Avec la majuscule, j’y tiens.
Vous savez…les « vrais ». Les intimes.
Mais pour l’expliquer…ça ne s’explique pas.
J’essaye quand même…lignes facultatives pour des personnes qui ne le sont pas.
Essayes d’expliquer pourquoi c’est eux.
Tu peux dire que c’est parce qu’ils nous ressemblent, parce qu’ils ont des goûts identiques, parce qu’ils savent apprécier nos ressemblances et nos différences. Parce qu’ils sont disponibles, parce qu’ils nous font rire, parce que…parce que. Il y a aussi ce je ne sais quoi. Quand tu essayes de l’expliquer tu souris, tu dis qu’il y a un « truc », tu accompagnes ça d’un claquement de doigts.

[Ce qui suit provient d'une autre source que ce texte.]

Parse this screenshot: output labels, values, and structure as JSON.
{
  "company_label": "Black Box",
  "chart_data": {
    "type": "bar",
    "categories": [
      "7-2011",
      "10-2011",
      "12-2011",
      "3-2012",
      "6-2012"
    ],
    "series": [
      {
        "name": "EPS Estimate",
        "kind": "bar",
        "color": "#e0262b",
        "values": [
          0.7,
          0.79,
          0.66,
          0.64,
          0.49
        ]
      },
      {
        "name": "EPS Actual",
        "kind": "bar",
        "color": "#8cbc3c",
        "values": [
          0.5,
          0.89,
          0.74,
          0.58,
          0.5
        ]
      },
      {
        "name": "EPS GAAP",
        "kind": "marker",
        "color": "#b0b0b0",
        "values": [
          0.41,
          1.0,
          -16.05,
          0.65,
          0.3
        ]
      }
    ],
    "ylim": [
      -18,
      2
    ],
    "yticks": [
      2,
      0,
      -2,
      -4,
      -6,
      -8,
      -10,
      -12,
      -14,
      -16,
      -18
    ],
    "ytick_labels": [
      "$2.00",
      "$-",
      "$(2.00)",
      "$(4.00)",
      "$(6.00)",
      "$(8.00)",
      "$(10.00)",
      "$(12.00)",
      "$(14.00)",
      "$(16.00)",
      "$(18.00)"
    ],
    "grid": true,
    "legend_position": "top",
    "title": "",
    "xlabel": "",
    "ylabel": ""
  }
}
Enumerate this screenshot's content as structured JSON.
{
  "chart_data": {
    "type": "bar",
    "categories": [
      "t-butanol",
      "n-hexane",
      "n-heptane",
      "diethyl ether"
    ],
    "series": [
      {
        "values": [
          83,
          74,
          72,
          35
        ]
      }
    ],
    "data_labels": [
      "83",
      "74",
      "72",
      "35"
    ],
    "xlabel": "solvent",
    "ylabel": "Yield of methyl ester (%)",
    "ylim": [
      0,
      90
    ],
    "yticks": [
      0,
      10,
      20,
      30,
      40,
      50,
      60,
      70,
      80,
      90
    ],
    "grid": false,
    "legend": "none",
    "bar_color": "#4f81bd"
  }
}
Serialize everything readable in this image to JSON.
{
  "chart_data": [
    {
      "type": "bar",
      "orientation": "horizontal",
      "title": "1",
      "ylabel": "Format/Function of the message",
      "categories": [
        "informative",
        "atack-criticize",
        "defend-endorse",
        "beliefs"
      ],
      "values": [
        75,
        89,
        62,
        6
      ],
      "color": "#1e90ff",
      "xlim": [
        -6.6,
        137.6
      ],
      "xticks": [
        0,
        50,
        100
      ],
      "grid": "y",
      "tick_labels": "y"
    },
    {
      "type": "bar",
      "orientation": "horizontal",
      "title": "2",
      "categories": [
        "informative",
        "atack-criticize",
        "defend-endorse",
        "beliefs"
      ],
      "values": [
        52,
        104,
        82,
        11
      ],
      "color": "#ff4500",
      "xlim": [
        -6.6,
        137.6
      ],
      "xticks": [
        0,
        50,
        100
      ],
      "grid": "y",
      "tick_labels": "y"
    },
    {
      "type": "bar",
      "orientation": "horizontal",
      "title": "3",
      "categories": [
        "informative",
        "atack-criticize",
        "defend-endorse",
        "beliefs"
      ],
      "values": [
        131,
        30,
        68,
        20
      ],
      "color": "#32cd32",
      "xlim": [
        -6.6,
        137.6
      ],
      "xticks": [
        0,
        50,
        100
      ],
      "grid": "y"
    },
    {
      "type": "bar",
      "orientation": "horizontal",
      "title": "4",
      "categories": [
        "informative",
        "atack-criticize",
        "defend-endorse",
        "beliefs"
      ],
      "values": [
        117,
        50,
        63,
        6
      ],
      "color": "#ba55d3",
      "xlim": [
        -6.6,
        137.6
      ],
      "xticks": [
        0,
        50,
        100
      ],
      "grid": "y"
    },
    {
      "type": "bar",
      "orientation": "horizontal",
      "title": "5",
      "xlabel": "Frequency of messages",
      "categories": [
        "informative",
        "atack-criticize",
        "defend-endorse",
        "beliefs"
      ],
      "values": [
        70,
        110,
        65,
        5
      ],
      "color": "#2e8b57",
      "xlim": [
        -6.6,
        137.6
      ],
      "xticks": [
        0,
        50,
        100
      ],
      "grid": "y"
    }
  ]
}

On est lié, c’est venu comme ça, et puis c’est tout.
« Parce que c’était lui, parce que c’était moi »
Il y a eu une minute précise, un déclic.
Puis il y en a eu d’autres, il y en a régulièrement.
La minute où tu comprends que tu ne te vois plus faire ton futur sans cette personne. Tu comprends que tu as de la chance. Tu comprends que tu ne veux que rien ne change, ou alors si peu. Ces amis tu ne veux pas les perdre. Ils font partie de toi.
On met un possessif avant. C’est « mon » ami.
C’est vrai, c’est le nôtre, on y tient, il a sa place, une place importante. Il est unique.
Mais c’est aussi faux. Il n’y a pas « une » personne. On aurait tous aimé à un moment ou un autre. Mais ça serait triste, parce que plusieurs personnes ont des choses à nous apporter. Elles restent rares et peu nombreuses. On les compte sur les doigts d’un manchot, et encore.
L’Ami comprend qu’il n’est pas seul justement, et que ça ne remet pas en cause sa place à lui.
L’amitié c’est un paradoxe.
Tu diras qu’avec tes amis tout est tellement simples, ça va tout seul. Le lendemain tu diras que ça peut être complexe, parce que c’est fort.
C’est avec eux que tu es naturel, et pourtant il t’arrive de devoir prendre sur toi.
C’est avec eu que tu as confiance, et que pourtant tu te remets souvent en question.
C’est de la joie et de la tristesse en même temps, pour les raisons qu’on connaît, mais qu’on ne citera pas. Mais ce qui est sûr, c’est qu’on partage le tout.
Ils sont prévisibles, on apprend à les connaître par cœur, et pourtant, ils continuent de nous étonner.
C’est ceux qui sont présents, au quotidien. Ils te manquent souvent. Tu passes difficilement plus de 24 ou 48h sans avoir de nouvelles. Ne serait-ce que pour montrer que tu es toujours là, que tu ne veux pas être oublié, et que toi-même, tu n’oublies pas. Avec eux tu te sens exister.
Tu n’aimes pas les silences, les périodes creuses, où il y a moins de communication. Tu te rends pourtant vite compte que vous êtes deux à penser ça. Et que ça ne change strictement rien, à ce « tout » qu’il peut y avoir.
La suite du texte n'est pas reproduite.